ピロリ菌と胃がんの関係:時間がかかることを知ろう
「ピロリ菌に感染しているけど、すぐにがんになるの?」——こう心配する人も多いでしょう。実は、ピロリ菌が胃がんの原因になるとしても、その過程には長い時間がかかります。
多くの場合、ピロリ菌が胃に住みついてから、内視鏡で確認できる大きさのがんになるまでに10年以上かかるとされています。つまり、今見つかった胃がんの「芽」は、実は10年前からゆっくりと育っていた可能性があるのです。
ピロリ菌は、胃の粘膜に長期間とどまると、慢性の胃炎を引き起こし、やがて萎縮性胃炎や腸上皮化生といった、がんに進展しやすい状態をつくり出します。この一連の変化は、数年から十数年かけてゆっくりと進行します。そのため、若いころに感染しても、がんが現れるのは60代や70代になってからというケースが多いのです。

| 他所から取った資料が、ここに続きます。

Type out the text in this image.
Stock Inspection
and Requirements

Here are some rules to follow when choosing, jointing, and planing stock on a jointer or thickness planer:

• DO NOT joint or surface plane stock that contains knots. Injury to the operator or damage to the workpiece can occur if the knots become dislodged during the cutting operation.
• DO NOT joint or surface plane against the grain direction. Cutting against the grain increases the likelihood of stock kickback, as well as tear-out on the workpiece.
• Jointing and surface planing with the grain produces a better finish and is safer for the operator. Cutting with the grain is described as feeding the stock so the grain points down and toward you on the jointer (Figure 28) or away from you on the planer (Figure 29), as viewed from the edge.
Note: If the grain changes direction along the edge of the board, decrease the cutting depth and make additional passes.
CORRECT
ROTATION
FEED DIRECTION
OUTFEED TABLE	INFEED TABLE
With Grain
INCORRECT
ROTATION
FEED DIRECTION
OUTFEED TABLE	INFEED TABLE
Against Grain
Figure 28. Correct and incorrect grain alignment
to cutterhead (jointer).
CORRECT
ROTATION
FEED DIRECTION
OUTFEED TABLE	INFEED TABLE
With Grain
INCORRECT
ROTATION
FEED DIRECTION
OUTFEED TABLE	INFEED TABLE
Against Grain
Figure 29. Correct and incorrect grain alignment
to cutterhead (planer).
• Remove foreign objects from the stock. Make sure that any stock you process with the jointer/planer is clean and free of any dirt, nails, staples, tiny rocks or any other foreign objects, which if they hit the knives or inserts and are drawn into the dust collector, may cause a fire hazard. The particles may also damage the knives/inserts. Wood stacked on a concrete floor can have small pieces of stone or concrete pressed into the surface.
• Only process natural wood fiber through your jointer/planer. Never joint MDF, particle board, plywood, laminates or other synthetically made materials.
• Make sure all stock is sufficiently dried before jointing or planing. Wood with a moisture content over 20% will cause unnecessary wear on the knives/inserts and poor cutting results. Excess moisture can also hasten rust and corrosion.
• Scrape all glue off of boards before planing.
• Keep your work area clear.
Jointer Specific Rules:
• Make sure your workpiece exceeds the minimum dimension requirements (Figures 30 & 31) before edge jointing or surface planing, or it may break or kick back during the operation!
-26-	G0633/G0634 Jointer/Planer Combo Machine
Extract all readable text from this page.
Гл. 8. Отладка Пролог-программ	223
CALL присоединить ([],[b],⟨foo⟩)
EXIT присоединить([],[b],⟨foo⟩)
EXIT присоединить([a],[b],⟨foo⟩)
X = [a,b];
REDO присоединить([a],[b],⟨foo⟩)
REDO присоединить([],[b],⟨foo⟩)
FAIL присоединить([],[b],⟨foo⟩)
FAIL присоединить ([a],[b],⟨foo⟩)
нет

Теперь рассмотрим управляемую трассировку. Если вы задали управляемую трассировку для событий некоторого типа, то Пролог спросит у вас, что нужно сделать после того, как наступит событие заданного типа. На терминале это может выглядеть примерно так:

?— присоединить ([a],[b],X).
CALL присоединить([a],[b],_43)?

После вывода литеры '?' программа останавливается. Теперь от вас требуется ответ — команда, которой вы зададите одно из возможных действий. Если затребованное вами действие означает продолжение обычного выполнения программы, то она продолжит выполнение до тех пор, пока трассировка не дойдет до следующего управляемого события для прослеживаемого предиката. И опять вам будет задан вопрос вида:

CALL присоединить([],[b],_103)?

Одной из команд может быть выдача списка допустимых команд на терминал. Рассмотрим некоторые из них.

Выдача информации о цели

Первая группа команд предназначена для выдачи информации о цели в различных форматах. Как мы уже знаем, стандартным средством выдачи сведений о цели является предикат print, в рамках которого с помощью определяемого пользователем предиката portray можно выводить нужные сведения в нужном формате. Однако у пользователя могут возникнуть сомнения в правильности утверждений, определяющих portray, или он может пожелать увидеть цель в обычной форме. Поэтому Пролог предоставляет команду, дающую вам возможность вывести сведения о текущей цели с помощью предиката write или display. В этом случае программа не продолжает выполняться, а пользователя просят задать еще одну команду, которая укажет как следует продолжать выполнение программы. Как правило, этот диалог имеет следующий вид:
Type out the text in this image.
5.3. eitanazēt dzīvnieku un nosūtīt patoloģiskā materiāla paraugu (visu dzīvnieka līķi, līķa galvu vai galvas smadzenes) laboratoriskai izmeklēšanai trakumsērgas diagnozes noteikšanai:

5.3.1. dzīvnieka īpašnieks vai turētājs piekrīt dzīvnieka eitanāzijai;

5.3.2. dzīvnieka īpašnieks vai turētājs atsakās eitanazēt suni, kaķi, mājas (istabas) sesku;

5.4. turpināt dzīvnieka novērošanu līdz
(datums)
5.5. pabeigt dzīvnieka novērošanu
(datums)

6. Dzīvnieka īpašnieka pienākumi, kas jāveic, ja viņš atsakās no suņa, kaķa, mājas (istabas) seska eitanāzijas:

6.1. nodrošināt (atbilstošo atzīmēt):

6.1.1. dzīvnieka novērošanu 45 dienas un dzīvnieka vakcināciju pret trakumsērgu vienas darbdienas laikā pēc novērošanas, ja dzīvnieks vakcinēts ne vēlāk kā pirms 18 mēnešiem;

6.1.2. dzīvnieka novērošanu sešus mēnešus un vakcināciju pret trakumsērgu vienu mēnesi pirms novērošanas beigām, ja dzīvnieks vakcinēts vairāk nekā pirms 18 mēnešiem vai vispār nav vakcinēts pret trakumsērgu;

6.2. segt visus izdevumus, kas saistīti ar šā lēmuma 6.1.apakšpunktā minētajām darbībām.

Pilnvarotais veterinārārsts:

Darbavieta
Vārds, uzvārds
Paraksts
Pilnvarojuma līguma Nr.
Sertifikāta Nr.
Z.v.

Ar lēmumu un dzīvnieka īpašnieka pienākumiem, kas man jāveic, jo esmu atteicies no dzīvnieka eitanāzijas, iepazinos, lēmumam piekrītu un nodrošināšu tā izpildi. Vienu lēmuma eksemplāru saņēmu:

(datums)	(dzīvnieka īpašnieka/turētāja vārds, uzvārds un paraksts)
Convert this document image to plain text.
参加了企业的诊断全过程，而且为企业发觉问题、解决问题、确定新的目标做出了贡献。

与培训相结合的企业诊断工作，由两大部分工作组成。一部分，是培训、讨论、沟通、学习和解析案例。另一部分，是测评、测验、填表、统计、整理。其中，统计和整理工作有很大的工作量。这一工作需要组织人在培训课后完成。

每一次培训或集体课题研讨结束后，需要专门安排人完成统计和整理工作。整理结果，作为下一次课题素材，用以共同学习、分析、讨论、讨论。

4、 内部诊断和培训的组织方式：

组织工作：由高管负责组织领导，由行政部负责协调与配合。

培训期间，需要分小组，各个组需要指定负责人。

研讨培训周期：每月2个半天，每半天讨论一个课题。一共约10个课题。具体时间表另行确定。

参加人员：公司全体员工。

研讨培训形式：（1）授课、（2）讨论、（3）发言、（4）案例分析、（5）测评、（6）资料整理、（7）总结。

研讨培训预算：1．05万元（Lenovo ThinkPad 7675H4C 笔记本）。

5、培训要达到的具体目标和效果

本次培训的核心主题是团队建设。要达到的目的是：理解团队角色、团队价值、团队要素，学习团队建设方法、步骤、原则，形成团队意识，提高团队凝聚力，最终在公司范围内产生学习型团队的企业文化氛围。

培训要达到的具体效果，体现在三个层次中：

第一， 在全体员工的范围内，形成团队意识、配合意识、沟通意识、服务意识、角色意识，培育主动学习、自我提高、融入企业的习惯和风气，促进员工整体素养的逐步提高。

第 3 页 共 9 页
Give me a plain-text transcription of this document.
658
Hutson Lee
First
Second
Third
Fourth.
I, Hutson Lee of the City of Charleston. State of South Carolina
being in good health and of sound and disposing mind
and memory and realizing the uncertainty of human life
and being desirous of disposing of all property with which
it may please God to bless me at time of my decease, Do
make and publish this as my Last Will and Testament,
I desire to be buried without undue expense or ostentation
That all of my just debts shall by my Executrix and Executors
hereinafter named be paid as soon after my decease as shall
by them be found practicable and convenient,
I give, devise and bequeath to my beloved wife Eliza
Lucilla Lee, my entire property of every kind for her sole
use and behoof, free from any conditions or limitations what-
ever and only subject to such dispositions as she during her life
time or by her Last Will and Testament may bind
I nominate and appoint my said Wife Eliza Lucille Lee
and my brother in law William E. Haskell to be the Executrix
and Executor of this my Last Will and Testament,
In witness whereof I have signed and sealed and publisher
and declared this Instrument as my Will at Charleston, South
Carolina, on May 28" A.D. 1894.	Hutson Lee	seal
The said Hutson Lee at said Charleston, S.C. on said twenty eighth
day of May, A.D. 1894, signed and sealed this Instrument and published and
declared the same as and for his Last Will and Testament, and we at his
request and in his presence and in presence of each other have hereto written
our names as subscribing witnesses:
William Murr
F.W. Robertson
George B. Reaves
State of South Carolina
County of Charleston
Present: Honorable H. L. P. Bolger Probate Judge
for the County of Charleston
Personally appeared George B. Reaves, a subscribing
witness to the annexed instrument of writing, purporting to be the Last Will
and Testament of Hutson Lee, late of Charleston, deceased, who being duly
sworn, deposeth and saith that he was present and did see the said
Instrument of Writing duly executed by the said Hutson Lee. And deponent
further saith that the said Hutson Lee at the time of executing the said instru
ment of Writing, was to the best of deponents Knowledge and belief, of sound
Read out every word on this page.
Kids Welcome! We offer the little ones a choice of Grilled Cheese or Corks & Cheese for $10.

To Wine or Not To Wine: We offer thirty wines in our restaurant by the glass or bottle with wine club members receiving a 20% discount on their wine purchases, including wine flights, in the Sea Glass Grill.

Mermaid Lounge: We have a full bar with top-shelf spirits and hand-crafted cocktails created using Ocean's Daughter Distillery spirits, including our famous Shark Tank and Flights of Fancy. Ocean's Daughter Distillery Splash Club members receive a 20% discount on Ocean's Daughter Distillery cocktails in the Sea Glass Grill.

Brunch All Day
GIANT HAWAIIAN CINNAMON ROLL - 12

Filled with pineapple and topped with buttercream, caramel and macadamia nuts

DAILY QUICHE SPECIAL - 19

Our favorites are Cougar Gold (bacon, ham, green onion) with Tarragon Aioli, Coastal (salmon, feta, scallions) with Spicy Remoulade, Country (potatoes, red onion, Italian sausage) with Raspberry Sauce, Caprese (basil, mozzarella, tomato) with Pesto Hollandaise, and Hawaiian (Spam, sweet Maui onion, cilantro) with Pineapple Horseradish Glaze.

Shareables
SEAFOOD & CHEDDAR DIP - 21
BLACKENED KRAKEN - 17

ただし、全員が胃がんになるわけではありません。ピロリ菌に感染していても、生活習慣や遺伝、食生活などさまざまな要因が重なって、はじめてがんのリスクが高まります。
大切なのは、定期的な検診と、必要に応じたピロリ菌の除菌。特に40歳を過ぎたら、一度は胃の状態を確認しておくと安心です。早期に見つければ、ほぼ100%治る時代。焦る必要はありませんが、油断せず、自分の体に目を向ける習慣をもつことが何より大切です。